Können Sie uns etwas über ihr Leben aus ihrer Kindheit erzählen?

Ich wurde am 27. März 1916 in dem kleinen Dörfchen Prätlack, im Kreis Gerdauen, in Ostpreußen, geboren. Es war mitten im ersten Weltkrieg. Meinen Vater kannte ich nicht, denn er war Soldat, er verteidigte in der Schlacht an den Masurischen Seen unsere engere Heimat. Er wurde verwundet und erhielt dafür das "Eiserne Kreuz". An einem Herbstabend im Jahre 1919 oder auch im Frühjahr 1920, als ich gerade mit meiner Mutter das Abendbrot gegessen hatte, klopfte es an der Tür. Es waren damals unsichere Zeiten, so bewaffnete sich meine Mutter mit einem Knüppel und öffnete vorsichtig die Tür. Dann hörte ich einen Schrei und sah, wie Mutter einen fremden Mann umarmte. Es war mein Vater, der zwar spät, jedoch endlich seinen Kriegszug beendet und seinen Weg nach Hause gefunden hatte. Er brachte mir als Kriegsbeute ein Leinensäckchen mit Zwieback nach Hause. So lernte ich endlich meinen Vater kennen und ein neues Familienleben begann für mich. Vater war gelernter Eisenbahner. Als solcher musste er acht Stunden am Tag als Ablöser im Schrankendienst arbeiten. Wir wohnten in einer kleinen Zweiraum-Wohnung im Insthaus eines Bauern zur Miete. Die jährliche Miete betrug 12 Männer- oder 36 Frauenarbeitstage.

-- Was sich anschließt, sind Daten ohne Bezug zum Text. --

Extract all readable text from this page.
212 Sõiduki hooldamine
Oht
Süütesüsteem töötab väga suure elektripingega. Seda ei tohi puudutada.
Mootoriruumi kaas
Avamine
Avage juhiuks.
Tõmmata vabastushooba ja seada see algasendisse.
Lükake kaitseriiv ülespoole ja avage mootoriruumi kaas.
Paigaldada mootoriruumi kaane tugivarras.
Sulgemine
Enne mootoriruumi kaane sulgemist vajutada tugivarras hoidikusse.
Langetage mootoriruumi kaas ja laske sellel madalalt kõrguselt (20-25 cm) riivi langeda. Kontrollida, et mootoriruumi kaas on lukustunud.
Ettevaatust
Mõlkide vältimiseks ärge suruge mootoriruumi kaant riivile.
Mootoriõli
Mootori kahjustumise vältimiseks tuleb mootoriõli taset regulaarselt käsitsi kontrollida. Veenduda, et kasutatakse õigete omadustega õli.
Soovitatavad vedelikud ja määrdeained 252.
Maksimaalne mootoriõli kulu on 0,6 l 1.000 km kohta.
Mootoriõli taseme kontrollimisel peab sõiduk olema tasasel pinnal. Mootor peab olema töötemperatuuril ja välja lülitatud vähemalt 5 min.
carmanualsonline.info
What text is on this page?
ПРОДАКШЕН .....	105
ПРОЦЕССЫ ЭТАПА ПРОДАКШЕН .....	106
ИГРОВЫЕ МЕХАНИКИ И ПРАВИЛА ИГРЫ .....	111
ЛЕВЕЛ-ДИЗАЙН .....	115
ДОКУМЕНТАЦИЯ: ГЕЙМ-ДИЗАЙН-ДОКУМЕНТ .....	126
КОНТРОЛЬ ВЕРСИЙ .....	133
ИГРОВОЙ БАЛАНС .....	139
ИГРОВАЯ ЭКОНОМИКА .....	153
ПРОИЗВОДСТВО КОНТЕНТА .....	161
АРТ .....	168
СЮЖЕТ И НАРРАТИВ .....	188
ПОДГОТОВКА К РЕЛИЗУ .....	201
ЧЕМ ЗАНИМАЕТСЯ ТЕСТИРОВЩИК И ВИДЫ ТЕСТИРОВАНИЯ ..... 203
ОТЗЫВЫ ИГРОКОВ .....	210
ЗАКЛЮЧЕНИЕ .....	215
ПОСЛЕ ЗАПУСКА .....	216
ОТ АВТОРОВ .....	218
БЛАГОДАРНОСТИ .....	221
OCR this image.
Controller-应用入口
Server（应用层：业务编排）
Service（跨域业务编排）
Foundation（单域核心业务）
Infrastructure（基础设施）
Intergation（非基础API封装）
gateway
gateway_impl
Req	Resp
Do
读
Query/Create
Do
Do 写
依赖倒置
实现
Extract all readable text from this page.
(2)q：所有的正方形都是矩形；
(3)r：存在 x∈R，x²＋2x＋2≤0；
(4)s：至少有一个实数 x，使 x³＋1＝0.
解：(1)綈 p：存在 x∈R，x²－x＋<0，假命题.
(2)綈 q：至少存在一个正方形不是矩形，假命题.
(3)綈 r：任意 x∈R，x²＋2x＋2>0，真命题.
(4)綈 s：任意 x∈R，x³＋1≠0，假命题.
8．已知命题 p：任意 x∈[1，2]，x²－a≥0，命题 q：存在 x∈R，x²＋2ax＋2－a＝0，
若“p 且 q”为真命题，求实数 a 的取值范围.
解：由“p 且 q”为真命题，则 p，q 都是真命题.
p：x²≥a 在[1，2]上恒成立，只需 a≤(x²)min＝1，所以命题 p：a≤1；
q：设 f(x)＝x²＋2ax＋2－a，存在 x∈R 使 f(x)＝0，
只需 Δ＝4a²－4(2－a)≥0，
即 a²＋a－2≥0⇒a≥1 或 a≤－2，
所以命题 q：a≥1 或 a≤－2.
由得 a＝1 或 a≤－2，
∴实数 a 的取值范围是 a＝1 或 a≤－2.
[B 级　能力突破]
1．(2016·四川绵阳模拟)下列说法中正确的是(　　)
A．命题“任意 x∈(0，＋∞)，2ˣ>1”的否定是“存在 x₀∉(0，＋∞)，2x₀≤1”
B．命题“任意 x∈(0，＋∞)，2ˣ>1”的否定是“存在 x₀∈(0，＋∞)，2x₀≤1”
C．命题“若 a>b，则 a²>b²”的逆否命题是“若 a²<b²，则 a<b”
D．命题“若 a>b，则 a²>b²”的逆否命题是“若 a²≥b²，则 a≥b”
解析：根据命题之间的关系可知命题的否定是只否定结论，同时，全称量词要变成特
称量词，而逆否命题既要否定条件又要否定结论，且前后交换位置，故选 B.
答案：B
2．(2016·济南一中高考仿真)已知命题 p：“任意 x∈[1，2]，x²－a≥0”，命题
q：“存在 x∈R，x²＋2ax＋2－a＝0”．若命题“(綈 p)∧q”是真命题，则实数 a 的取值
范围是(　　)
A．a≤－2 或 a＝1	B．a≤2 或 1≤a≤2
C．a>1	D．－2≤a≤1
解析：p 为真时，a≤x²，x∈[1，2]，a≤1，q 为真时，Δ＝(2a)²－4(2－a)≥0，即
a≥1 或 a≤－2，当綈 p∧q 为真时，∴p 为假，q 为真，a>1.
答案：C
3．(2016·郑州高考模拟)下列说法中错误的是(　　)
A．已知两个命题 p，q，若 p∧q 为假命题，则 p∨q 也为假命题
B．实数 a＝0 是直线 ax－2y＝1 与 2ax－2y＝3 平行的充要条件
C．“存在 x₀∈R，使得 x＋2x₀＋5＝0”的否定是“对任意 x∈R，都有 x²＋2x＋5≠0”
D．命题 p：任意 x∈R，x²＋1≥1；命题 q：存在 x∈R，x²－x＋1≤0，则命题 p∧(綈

Wie empfanden sie den Arbeitsalltag ihrer Eltern?

Ein Arbeitstag in der Landwirtschaft begann damals mit Sonnenaufgang und endete mit Sonnenuntergang. Meine Eltern waren ständig irgendwo auf Arbeit. Wir Kinder mussten dadurch früh lernen, selbständig zu werden. Die wirtschaftliche Lage meiner Eltern war nicht rosig. Mutter war beim Russeneinfall verschleppt worden, das Haus war abgebrannt , wir hatten alles verloren. In Deutschland herrschte die Armut und es wurde immer schlimmer. Zum ersten mal hörte ich die Worte wie Kurzarbeit, Arbeitslosigkeit, Streik und ich sah die Angst meiner Eltern davor. Die Reichsbahn wurde eine AG und auch die Inflation kam. Ich erinnere mich an den großen Eisenbahnstreik in dieser Zeit. Nur durch die Solidarität der französischen und schwedischen Arbeiter konnte dieser mit Erfolg für die deutschen Eisenbahner beendet werden.

Kam ihre Familie mit dem Lohn ihrer Eltern aus?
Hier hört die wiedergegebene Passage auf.